The most enjoyable part of any conference, as I noted in an earlier blog post, is meeting old friends and making new ones. I thoroughly enjoyed a workshop session given by Andrea Assenti del Rio, Maria Eugenia Sardina Kuchen and Rocio Montes – all members of the Home Intercultural Learning school in La Plata. Andrea directs a small but incredibly lively operation, and the Home team livened up the Friday afternoon by showing vividly how techniques borrowed from Brazil’s Theatre of the Oppressed can be adapted to develop both language proficiency and strategies for conflict resolution. Through Andrea, I was encouraged to attend Susan Hillyard’s equally dramatic session on developing spheres of intercultural activity through performance. Susan’s perspective on interculturality is that we start first with the exploration of our own identity, and her use of childhood play in encouraging this was enthusiastically adopted by those teachers present. And the conference (for me) was rounded off by another elegant and often quite moving presentation on encounters in the cultural contact zone, given by Claudia Ferradas. Claudia again showed the richness of literary texts by writers as diverse as Jorge Luis Borges and Benjamin Zephaniah in opening up cultural topics for classroom exploration.
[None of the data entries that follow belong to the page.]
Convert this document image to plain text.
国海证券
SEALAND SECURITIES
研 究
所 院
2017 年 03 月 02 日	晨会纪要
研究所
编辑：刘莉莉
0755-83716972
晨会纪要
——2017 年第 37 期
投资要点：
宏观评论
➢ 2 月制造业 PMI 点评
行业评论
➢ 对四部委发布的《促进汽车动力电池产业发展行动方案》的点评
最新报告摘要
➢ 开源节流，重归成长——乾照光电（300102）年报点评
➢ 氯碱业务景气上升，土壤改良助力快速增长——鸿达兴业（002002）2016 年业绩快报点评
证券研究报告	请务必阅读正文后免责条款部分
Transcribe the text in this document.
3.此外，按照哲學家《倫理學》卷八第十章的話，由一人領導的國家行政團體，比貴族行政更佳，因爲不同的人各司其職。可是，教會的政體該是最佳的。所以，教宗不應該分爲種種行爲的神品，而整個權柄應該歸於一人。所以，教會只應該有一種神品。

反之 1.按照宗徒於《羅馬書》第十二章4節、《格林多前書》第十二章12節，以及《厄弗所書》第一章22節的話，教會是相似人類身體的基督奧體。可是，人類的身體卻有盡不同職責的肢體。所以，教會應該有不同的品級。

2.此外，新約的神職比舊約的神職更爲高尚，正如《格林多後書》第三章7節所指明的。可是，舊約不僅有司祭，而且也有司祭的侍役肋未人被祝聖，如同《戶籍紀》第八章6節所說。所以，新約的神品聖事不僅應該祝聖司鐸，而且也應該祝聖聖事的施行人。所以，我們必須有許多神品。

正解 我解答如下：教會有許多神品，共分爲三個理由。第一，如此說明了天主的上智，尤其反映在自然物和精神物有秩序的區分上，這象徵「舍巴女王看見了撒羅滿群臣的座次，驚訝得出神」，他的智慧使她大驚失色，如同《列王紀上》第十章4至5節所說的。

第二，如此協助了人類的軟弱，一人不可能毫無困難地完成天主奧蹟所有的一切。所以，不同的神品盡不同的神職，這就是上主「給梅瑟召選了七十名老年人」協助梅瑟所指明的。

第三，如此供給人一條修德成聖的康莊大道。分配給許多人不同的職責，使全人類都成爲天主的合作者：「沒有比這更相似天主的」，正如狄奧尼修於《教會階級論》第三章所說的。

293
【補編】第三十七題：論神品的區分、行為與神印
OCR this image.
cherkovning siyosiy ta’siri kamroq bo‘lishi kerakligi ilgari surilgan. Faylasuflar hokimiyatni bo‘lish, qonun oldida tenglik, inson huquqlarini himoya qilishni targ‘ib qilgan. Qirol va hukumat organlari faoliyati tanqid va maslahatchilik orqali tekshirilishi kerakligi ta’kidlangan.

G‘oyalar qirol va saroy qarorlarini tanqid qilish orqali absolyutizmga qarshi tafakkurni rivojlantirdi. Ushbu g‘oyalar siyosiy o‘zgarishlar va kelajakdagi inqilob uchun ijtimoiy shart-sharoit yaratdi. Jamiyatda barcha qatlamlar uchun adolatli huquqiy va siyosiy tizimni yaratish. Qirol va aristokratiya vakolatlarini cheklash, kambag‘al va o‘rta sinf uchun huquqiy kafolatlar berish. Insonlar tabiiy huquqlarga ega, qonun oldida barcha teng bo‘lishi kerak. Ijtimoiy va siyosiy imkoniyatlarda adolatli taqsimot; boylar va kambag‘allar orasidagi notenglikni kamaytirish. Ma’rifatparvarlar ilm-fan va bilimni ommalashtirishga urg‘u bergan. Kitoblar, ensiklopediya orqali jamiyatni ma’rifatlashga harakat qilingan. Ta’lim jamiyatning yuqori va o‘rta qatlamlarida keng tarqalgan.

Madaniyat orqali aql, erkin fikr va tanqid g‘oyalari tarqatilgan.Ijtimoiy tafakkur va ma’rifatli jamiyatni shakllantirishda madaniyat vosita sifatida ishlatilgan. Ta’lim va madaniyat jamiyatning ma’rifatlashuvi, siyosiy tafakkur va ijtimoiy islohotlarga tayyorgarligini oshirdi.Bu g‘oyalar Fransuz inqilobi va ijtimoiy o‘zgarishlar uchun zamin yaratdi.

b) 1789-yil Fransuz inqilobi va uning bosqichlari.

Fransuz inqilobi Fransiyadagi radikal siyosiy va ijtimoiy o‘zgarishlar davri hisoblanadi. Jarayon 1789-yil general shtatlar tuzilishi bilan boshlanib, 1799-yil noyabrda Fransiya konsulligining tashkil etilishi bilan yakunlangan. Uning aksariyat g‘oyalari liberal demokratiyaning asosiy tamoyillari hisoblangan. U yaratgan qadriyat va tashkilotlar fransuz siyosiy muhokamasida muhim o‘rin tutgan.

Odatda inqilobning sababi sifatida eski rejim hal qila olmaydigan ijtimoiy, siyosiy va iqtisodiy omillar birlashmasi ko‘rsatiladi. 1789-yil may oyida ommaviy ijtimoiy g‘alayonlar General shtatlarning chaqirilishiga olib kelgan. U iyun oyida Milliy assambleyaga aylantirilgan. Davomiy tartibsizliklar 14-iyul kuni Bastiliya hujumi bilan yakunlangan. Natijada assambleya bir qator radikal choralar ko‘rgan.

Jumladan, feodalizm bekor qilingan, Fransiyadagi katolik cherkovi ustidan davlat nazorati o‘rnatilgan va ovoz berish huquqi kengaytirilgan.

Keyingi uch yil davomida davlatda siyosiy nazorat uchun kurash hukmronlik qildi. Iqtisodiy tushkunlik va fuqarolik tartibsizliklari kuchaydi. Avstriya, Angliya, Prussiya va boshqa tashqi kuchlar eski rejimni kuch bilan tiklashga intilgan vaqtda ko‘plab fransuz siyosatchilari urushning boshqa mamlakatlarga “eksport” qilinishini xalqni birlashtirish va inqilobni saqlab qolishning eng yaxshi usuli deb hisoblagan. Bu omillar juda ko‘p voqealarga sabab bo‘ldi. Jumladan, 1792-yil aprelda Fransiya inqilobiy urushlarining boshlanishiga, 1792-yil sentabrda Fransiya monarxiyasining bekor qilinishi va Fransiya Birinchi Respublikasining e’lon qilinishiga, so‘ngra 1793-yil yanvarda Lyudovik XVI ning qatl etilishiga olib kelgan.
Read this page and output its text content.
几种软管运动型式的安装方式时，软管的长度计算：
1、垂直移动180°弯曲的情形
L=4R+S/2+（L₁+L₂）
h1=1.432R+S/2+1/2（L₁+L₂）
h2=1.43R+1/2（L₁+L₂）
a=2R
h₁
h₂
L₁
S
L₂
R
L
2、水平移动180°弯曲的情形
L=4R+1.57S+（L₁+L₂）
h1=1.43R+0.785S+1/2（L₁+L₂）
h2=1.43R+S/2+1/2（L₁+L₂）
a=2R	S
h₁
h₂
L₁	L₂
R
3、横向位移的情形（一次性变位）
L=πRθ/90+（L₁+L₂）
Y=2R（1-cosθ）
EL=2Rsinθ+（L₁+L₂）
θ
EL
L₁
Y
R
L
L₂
My participation in the conference was sponsored by Cambridge University Press, whose team, ably led by Paula Coudanes, were tremendously supportive and hospitable over the four days of the conference. I was pleased that Cristina Banfi’s dire prediction in her keynote presentation that few people were likely to attend a lunchtime commercial presentation proved to be ill-founded, and the room was packed for both my presentation on the Intercultural Language Activities resource book, and a later workshop on the use of visual images in the teaching of language and culture. All in all, we went home full of ideas, good food and – it goes without saying – excellent Argentinian wine.
And I had the strong sense from FAAPI that intercultural language education is becoming well-established as a diverse but coherent and increasingly recognised strand in the wider tapestry of English teaching and learning. Tomorrow I head back to Europe for a week, to Vilnius in Lithuania, and another conference that has intercultural language education at its heart. The next blog should be a report from the Baltic States. Watch this space.